North Georgia Veterans President Pat Bodelson welcomes those who came to the Chapel to attend the Memorial Day Service.
Decorated veteran Tommy Clack delivers inspiring speech to full house at Memorial Day service
Tommy Clack, decorated Vietnam veteran and dynamic speaker shared his message of God, self, family, community and country to a packed audience at the Memorial Day service in the Big Canoe Chapel, sponsored by North Georgia Veterans.
Clack was pronounced dead after traumatic injuries from a rocket-propelled grenade. His miracle recovery and lifetime of service are inspirational as is his speeches. Since 1970, he has been recognized over 200 times at the city, county, state and national level for his leadership and accomplishments.
North Georgia Veterans President Pat Bodelson welcomed the attendees as the Big Canoe Chapel chimes tolled 11 times, and commended them for their willingness to spend an hour on Memorial Day remembering those Americans who gave the ultimate sacrifice. Dick Scharf introduced Clack after recounting those who have lost their lives throughout America’s history.
“God has been so good to me my entire life,” Clack told the audience. ”While I was pronounced dead and laid out in front of the morgue, it was very obvious that God had something else for me to do. I am blessed that Dr. Julian Meggs walked out of the 12th Vac and does not know why he walked over to that line and lifted my poncho (we had no body bags back then) and here I am. God directed him to that bag and that’s why I am here.”
Clack, an eighth generation Army soldier, explained the bond that those who serve together have and how they support each other.
“When somebody calls one of us, not just at July 4th, veterans Day or Memorial Day but 365 days a year, if you and I have the opportunity to be of assistance we need to take that opportunity to solve the issue at hand.”
Clack has spent 47 years working to better the VA and the treatment of veterans.
“When I share with audiences like you and even with elected officials, I share to remember one thing about service to this country, he said. “ If this country has got enough money to fight a war, it better find enough money to take care of the warrior and his family,” he said to loud applause.
Clack said that that he has found that schools today don’t teach what we have been through.
“It is important that we share with future generations what happened in our time frame,” he said.
He also heralded those in the current generation who are willing to serve their country.
“We always say things about the younger generation,” Clack said. “But there is always a unique breed of American citizens that are willing to step up and put their lives on the line to serve in harm’s way. We are truly blessed.”
Clack shared a story of a young person at Georgia State University who pointed at Clack as what is wrong with our country.
Asked why he thought that, the student replied that because Clack is someone who believes that we still are the best country on the face of the earth and that we are good for the rest of the world and do a lot of good things around the world, “and we don’t, the student said. ”We mess everything up that we get involved in. Look at you. You are the result of misguided causes.”
Clack responded, “With all due respect sir, I would go back in a heartbeat to kick more ‘gluteus maximus’ just to ensure that you can stand here and voice your opinion, that I don’t agree with. There are a lot of us who would die to give you the right to disagree with me.”

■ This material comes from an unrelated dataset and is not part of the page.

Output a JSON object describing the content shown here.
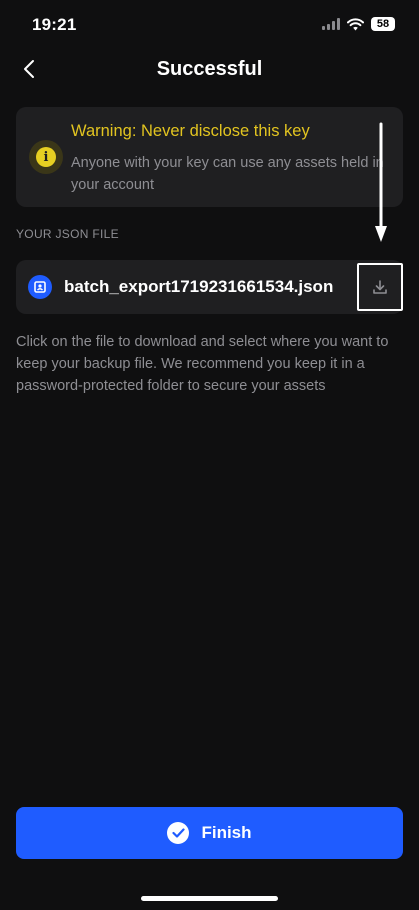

The student “turned around and walked off.”
“We have to be very vocal and stand up for what is right,” Clack said. “They want us to be intimidated and not stand up to them. And while I am a visual picture of what war looks like, there are so many stories out there. All of you who have served have a unique story to share.
Clack told the group that it’s important to attend the holiday events that commend those who serve our country and to take every opportunity to share our story and our country’s history.
“I also would like to point out to you, as I do at every opportunity to put my mouth in gear, when you see something like me, think about the positive aspects of what you are looking at,” Clack said. “It was 49 years ago that I stopped wearing shoes. Think about it. Forty-nine years of saving money not having to buy shoes,” he said to the laughter of the crowd.
Clack ended his talk with a couple of his favorite quotes.
“Jesus summed up and predicted his death in John 15:13 when he said ‘Greater love hath no man than this, that a man lay down his life for his friends’,” he said. “And that is what our military does for us.”
“Man’s greatest reward for his toil is not what he gets for it but what he becomes by it,” Clack said quoting from John Ruskin’s essay. “I share with you everything that you and I do allows us to be a better person than before. I honestly tell people I am a better person for having experienced combat and understanding what life and death is all about. God is always out there and doesn’t put on me anything that I can’t handle or deal with.”
Tommy Clack delivers a positive message to a packed house.
Memorial Day service attendees speak with Clack after the service.
The Chapel was packed for the Memorial Day service.